Before jumping into analysis, we need to let the data tell us what features and indicators really matter. Machine learning lets the data “speak.” In a “pre-analysis” step, machine learning software analyzes textual information to pull out frequently occurring themes and features from customer opinions. This step reveals the criteria which should be measured, in what context, and at what level of importance.
A few best practices to consider:
- Define your purpose objectively. Often we inject our own biases into our analyses without meaning to, especially when we assume we know the answer. Try to be surprised instead. Assume the outcome will be different, or be open to the possibility that the data doesn’t fit the model.
- Carefully select your data. While the broadest set of sources may not ultimately serve you, start with breadth to find the signals in the noise, and then narrow the list and go deep on the key data sources. Don’t shy away from complex sources because you think the statistics will be too complex. Choose an analytics platform that supports your requirements.
- Adopt an iterative process. Jump start your model with examples that you seek. It should learn from your data automatically. Next, give it declarative rules. The system should be adaptable for correction and new knowledge.
- Align your findings temporally. Consider, “I first started Xanax 6 weeks ago.” This person’s opinions will be different than when they began taking the drug. By aligning your data across a time scale, patterns emerge.

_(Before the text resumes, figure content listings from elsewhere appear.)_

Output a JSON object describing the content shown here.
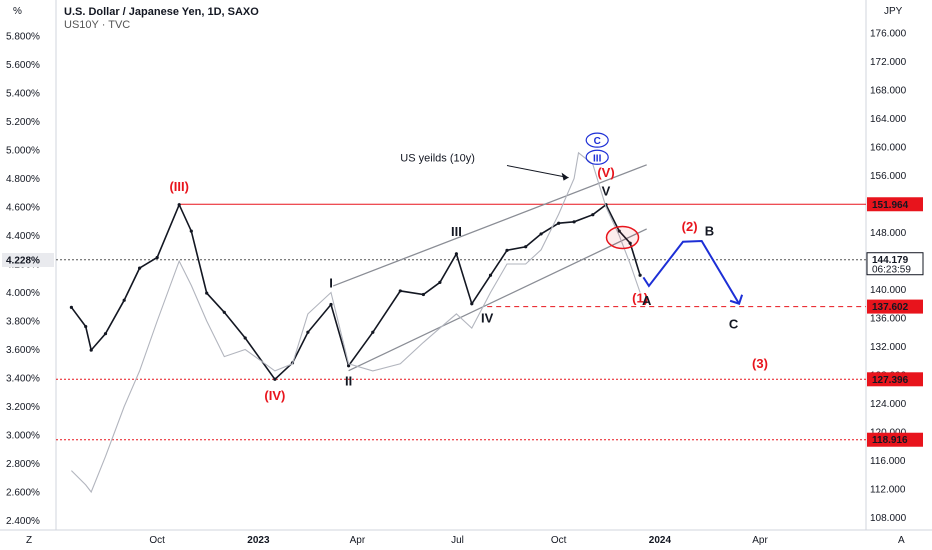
{
  "header": {
    "title": "U.S. Dollar / Japanese Yen, 1D, SAXO",
    "subtitle": "US10Y · TVC"
  },
  "corners": {
    "left_unit": "%",
    "right_unit": "JPY",
    "bottom_left": "Z",
    "bottom_right": "A"
  },
  "chart_data": {
    "type": "line",
    "title": "U.S. Dollar / Japanese Yen, 1D, SAXO",
    "x_ticks": [
      "Oct",
      "2023",
      "Apr",
      "Jul",
      "Oct",
      "2024",
      "Apr"
    ],
    "y_right": {
      "label": "JPY",
      "ticks": [
        "176.000",
        "172.000",
        "168.000",
        "164.000",
        "160.000",
        "156.000",
        "152.000",
        "148.000",
        "144.000",
        "140.000",
        "136.000",
        "132.000",
        "128.000",
        "124.000",
        "120.000",
        "116.000",
        "112.000",
        "108.000"
      ],
      "range": [
        106,
        178
      ]
    },
    "y_left": {
      "label": "%",
      "ticks": [
        "5.800%",
        "5.600%",
        "5.400%",
        "5.200%",
        "5.000%",
        "4.800%",
        "4.600%",
        "4.400%",
        "4.200%",
        "4.000%",
        "3.800%",
        "3.600%",
        "3.400%",
        "3.200%",
        "3.000%",
        "2.800%",
        "2.600%",
        "2.400%"
      ],
      "range": [
        2.3,
        5.9
      ]
    },
    "series": [
      {
        "name": "USDJPY",
        "color": "#131722",
        "x": [
          "2022-07-15",
          "2022-07-28",
          "2022-08-02",
          "2022-08-15",
          "2022-09-01",
          "2022-09-15",
          "2022-10-01",
          "2022-10-21",
          "2022-11-01",
          "2022-11-15",
          "2022-12-01",
          "2022-12-20",
          "2023-01-16",
          "2023-02-01",
          "2023-02-15",
          "2023-03-08",
          "2023-03-24",
          "2023-04-15",
          "2023-05-10",
          "2023-05-31",
          "2023-06-15",
          "2023-06-30",
          "2023-07-14",
          "2023-07-31",
          "2023-08-15",
          "2023-09-01",
          "2023-09-15",
          "2023-10-01",
          "2023-10-15",
          "2023-11-01",
          "2023-11-13",
          "2023-11-25",
          "2023-12-05",
          "2023-12-14"
        ],
        "y": [
          137.5,
          134.8,
          131.5,
          133.8,
          138.5,
          143.0,
          144.5,
          151.9,
          148.2,
          139.5,
          136.8,
          133.2,
          127.4,
          129.7,
          134.0,
          137.9,
          129.3,
          134.0,
          139.8,
          139.3,
          141.0,
          145.0,
          138.0,
          142.0,
          145.5,
          146.0,
          147.8,
          149.3,
          149.5,
          150.5,
          151.9,
          148.2,
          146.5,
          142.0
        ]
      },
      {
        "name": "US yeilds (10y)",
        "color": "#b2b5be",
        "x": [
          "2022-07-15",
          "2022-07-28",
          "2022-08-02",
          "2022-08-15",
          "2022-09-01",
          "2022-09-15",
          "2022-10-01",
          "2022-10-21",
          "2022-11-01",
          "2022-11-15",
          "2022-12-01",
          "2022-12-20",
          "2023-01-16",
          "2023-02-01",
          "2023-02-15",
          "2023-03-08",
          "2023-03-24",
          "2023-04-15",
          "2023-05-10",
          "2023-05-31",
          "2023-06-15",
          "2023-06-30",
          "2023-07-14",
          "2023-07-31",
          "2023-08-15",
          "2023-09-01",
          "2023-09-15",
          "2023-10-01",
          "2023-10-15",
          "2023-10-19",
          "2023-11-01",
          "2023-11-13",
          "2023-11-25",
          "2023-12-05",
          "2023-12-14"
        ],
        "y": [
          2.75,
          2.65,
          2.6,
          2.85,
          3.2,
          3.45,
          3.8,
          4.22,
          4.05,
          3.8,
          3.55,
          3.6,
          3.45,
          3.5,
          3.85,
          4.0,
          3.5,
          3.45,
          3.5,
          3.65,
          3.75,
          3.85,
          3.75,
          4.0,
          4.2,
          4.2,
          4.3,
          4.55,
          4.8,
          4.98,
          4.9,
          4.6,
          4.4,
          4.2,
          4.0
        ]
      }
    ],
    "horizontal_levels": [
      {
        "label": "151.964",
        "value": 151.964,
        "style": "solid"
      },
      {
        "label": "137.602",
        "value": 137.602,
        "style": "dashed"
      },
      {
        "label": "127.396",
        "value": 127.396,
        "style": "dotted"
      },
      {
        "label": "118.916",
        "value": 118.916,
        "style": "dotted"
      }
    ],
    "current_price": {
      "label": "144.179",
      "countdown": "06:23:59",
      "value": 144.179
    },
    "current_yield": {
      "label": "4.228%",
      "value": 4.228
    },
    "wave_labels": [
      {
        "text": "(III)",
        "date": "2022-10-21",
        "price": 153.8,
        "color": "#e8141c"
      },
      {
        "text": "(IV)",
        "date": "2023-01-16",
        "price": 124.5,
        "color": "#e8141c"
      },
      {
        "text": "I",
        "date": "2023-03-08",
        "price": 140.3,
        "color": "#131722"
      },
      {
        "text": "II",
        "date": "2023-03-24",
        "price": 126.5,
        "color": "#131722"
      },
      {
        "text": "III",
        "date": "2023-06-30",
        "price": 147.5,
        "color": "#131722"
      },
      {
        "text": "IV",
        "date": "2023-07-28",
        "price": 135.4,
        "color": "#131722"
      },
      {
        "text": "(V)",
        "date": "2023-11-13",
        "price": 155.8,
        "color": "#e8141c"
      },
      {
        "text": "V",
        "date": "2023-11-13",
        "price": 153.2,
        "color": "#131722"
      },
      {
        "text": "(1)",
        "date": "2023-12-14",
        "price": 138.2,
        "color": "#e8141c"
      },
      {
        "text": "A",
        "date": "2023-12-20",
        "price": 137.8,
        "color": "#131722"
      },
      {
        "text": "(2)",
        "date": "2024-01-28",
        "price": 148.2,
        "color": "#e8141c"
      },
      {
        "text": "B",
        "date": "2024-02-15",
        "price": 147.6,
        "color": "#131722"
      },
      {
        "text": "C",
        "date": "2024-03-08",
        "price": 134.5,
        "color": "#131722"
      },
      {
        "text": "(3)",
        "date": "2024-04-01",
        "price": 129.0,
        "color": "#e8141c"
      },
      {
        "text": "C",
        "date": "2023-11-05",
        "price": 160.4,
        "color": "#1d2fd6"
      },
      {
        "text": "III",
        "date": "2023-11-05",
        "price": 158.0,
        "color": "#1d2fd6"
      }
    ],
    "annotation": {
      "text": "US yeilds (10y)",
      "date": "2023-05-10",
      "price": 158.0
    }
  }
}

- Tailor your model. Customers talk about things differently, so choose a social media analysis platform that lets you adapt the model to understand your customers’ conversations. There should be tools for your engineers to easily modify the model and enable the model to learn from the data.

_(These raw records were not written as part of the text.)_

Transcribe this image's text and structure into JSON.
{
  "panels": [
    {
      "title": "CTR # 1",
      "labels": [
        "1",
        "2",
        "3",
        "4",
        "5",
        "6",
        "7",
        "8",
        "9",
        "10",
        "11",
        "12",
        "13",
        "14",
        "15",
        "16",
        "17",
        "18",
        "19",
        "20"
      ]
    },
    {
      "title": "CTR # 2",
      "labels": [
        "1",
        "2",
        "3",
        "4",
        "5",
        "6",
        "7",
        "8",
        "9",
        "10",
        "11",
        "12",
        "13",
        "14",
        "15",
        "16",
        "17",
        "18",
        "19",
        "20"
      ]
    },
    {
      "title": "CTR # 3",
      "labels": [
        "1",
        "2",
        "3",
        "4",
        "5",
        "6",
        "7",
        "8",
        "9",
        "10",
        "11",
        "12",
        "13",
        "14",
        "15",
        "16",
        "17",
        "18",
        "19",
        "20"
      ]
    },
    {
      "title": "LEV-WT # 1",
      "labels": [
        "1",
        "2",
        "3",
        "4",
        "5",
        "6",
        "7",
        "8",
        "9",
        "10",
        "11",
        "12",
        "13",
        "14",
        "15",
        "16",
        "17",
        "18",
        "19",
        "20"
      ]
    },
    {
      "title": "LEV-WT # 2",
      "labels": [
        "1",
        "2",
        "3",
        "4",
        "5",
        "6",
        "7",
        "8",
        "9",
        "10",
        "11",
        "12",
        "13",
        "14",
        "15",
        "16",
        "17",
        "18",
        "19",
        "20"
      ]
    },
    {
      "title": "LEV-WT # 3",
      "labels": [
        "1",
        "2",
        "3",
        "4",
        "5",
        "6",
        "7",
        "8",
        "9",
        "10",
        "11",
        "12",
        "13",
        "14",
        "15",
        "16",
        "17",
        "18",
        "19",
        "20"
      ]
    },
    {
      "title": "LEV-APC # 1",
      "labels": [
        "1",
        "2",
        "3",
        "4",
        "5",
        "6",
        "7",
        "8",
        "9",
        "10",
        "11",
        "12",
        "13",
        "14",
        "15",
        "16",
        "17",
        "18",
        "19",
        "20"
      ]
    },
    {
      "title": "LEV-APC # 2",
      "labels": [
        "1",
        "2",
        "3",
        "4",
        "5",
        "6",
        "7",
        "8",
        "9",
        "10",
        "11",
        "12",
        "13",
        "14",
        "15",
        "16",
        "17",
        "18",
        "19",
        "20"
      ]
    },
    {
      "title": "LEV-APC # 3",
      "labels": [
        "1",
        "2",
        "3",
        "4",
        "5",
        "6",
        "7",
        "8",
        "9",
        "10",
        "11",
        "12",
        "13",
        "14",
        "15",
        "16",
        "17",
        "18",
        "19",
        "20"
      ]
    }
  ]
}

Malcolm Gladwell wrote The Tipping Point in 2000. The book proposes that deeper understanding of what “tips” a trend into widespread popularity lets us more accurately predict the success or failure of future trends. Gaining this deeper understanding is similar to getting a better grasp of your customers and markets. Subtle insights, uncovered subjectively through analytics, can validate your objective purpose. They become your market-changing indicators from which you trigger strategic actions, placing you in front of your market, anticipating and planning for change.

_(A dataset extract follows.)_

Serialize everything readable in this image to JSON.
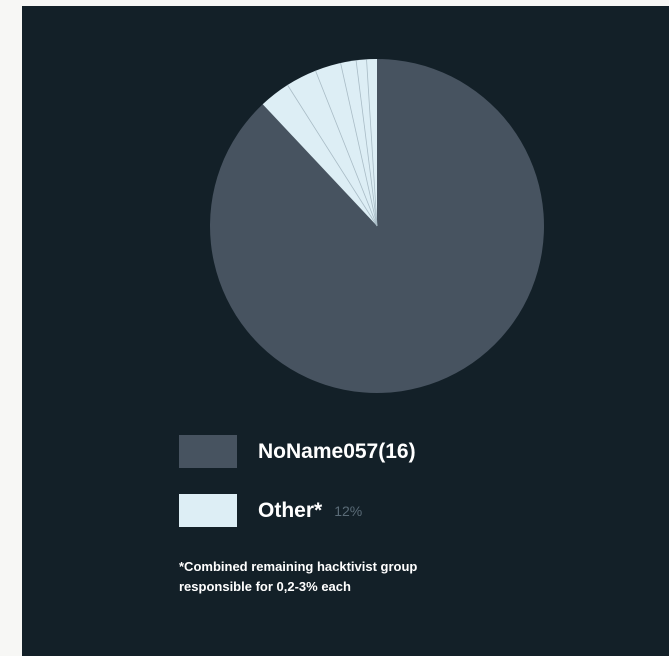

The science of predictive and prescriptive analytics is in its infancy, so acting now—to learn more about this new tool—gives you first-mover advantage. The need for deeper, richer, immersive analytics is growing exponentially as our industry melds information sources—databases, applications, social networks, file systems, logs, media—into massive “data lakes.” New data science techniques such as machine learning let us navigate data lakes to discover causal relationships and predict events. Today’s computing power can do all of this across great volumes of data, to mine deep and wide.
One final thought: conventional logic suggests there is a natural limit to how much gum you can chew. Turns out there isn’t. People will increase their gum consumption until their pocket or handbag is empty.